The Helles Memorial also carries the names of seven members of the Nottinghamshire Yeomanry (Sherwood Rangers), including its commanding officer, Lt Col Sir John Milbanke VC, and stretcher bearer, Pte ‘Bert’ Colton. Both lost their lives on 21/22 August 1915, attacking Hill 70 in Suvla Bay, during some of the bloodiest fighting of the whole Gallipoli campaign.

Bert Colton, a resident of Harcourt Street and an old boy of Magnus School, had worked for a Newark auctioneer before the war and was also a scoutmaster. He was credited with bringing in up to 34 casualties before being mortally wounded in the head by a Turkish bullet.

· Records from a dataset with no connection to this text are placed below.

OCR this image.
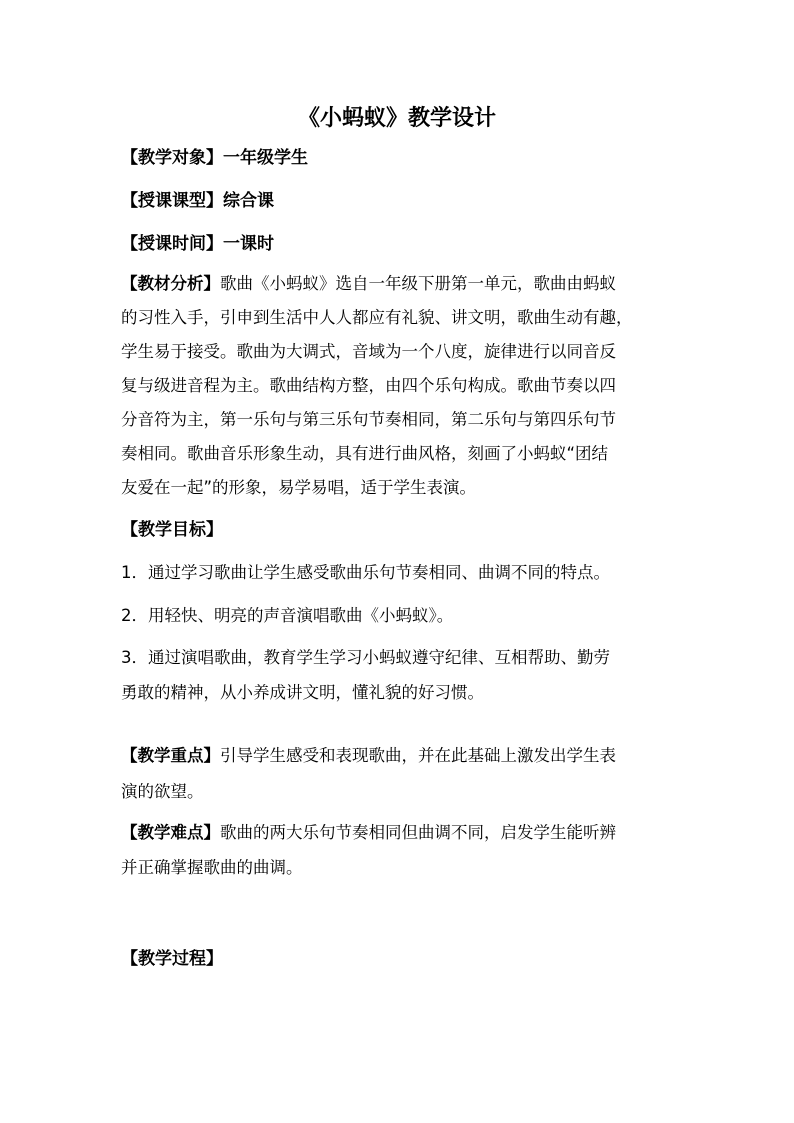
《小蚂蚁》教学设计
【教学对象】一年级学生
【授课课型】综合课
【授课时间】一课时
【教材分析】歌曲《小蚂蚁》选自一年级下册第一单元，歌曲由蚂蚁
的习性入手，引申到生活中人人都应有礼貌、讲文明，歌曲生动有趣，
学生易于接受。歌曲为大调式，音域为一个八度，旋律进行以同音反
复与级进音程为主。歌曲结构方整，由四个乐句构成。歌曲节奏以四
分音符为主，第一乐句与第三乐句节奏相同，第二乐句与第四乐句节
奏相同。歌曲音乐形象生动，具有进行曲风格，刻画了小蚂蚁“团结
友爱在一起”的形象，易学易唱，适于学生表演。
【教学目标】
1．通过学习歌曲让学生感受歌曲乐句节奏相同、曲调不同的特点。
2．用轻快、明亮的声音演唱歌曲《小蚂蚁》。
3．通过演唱歌曲，教育学生学习小蚂蚁遵守纪律、互相帮助、勤劳
勇敢的精神，从小养成讲文明，懂礼貌的好习惯。
【教学重点】引导学生感受和表现歌曲，并在此基础上激发出学生表
演的欲望。
【教学难点】歌曲的两大乐句节奏相同但曲调不同，启发学生能听辨
并正确掌握歌曲的曲调。
【教学过程】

Dudley’s next stop was to the nearby Lancashire Landing Cemetery. This cemetery contains the grave of Balderton resident Lt Leonard Steel RAF.

Len’s grave is unusual in that he is a casualty not of the 1915 fighting in Gallipoli, but of much later air operations conducted against coastal targets in 1918.

Another Magnus School old boy, Leonard, a grocer’s son, had an eventful life. A merchant seaman before the outbreak of war, he had initially been interned by the Germans in East Africa but, soon after his release had been negotiated, he joined the Royal Naval Transport Service.

In January 1916 a ship he was serving on was blown up by a mine and Len was one of the last men to escape the stricken vessel. After this near-miss he left the merchant marine and joined the Royal Naval Reserve before eventually transferring to the Royal Naval Air Service, where he became a pilot and saw action on the Western Front.

In May 1917 Len was wounded when the engine of his plane was pierced by shrapnel and brought down. After recovering from his wounds, Len remained in the UK as a flying instructor before eventually being sent out to a newly-formed RAF unit in the Mediterranean. This unit, 62nd Wing, had been set up specifically to operate against Turkish targets in Macedonia and Thrace.

Len disappeared on one of these missions although his body was later recovered and buried in a cemetery on the Greek island of Imbros, just off the Turkish coastline. He was just 23 and now he lies at rest on the Gallipoli peninsula with the men who died in the Gallipoli fighting of 1915 and 1916.

Len is also remembered on the war memorial in St Giles’s Church, Balderton, and on the Magnus Memorial in St Mary’s Church, Newark.

Later in the week Dudley spent two days exploring the ground around Sulva Bay, where men of the Sherwood Rangers and the 6th Battalion Lincolnshire Regiment fought gallantly in August 1915. He will be returning there in April next year with a group from the Lincoln & North Lincolnshire Branch of the Western Front Association.

Dudley said: “It’s been a frustrating 2020 with lots of tours being cancelled owing to the ongoing coronavirus pandemic, but it was good to be out on the battlefields again. Gallipoli is such a special place.”

Dudley’s next trip to the battlefields will be in November when he is taking a party to the Somme in the week leading up to the armistice commemorations.

Dudley is an accredited member of the International Guild of Battlefield Guides and has been taking families and groups to the battlefields of the first and second world wars for more than 20 years.
He is a retired Army officer and during a nine-month tour in Afghanistan he would often be asked to take diplomats and journalists around Kabul, pointing out evidence of the British involvement in Afghanistan over more than two centuries.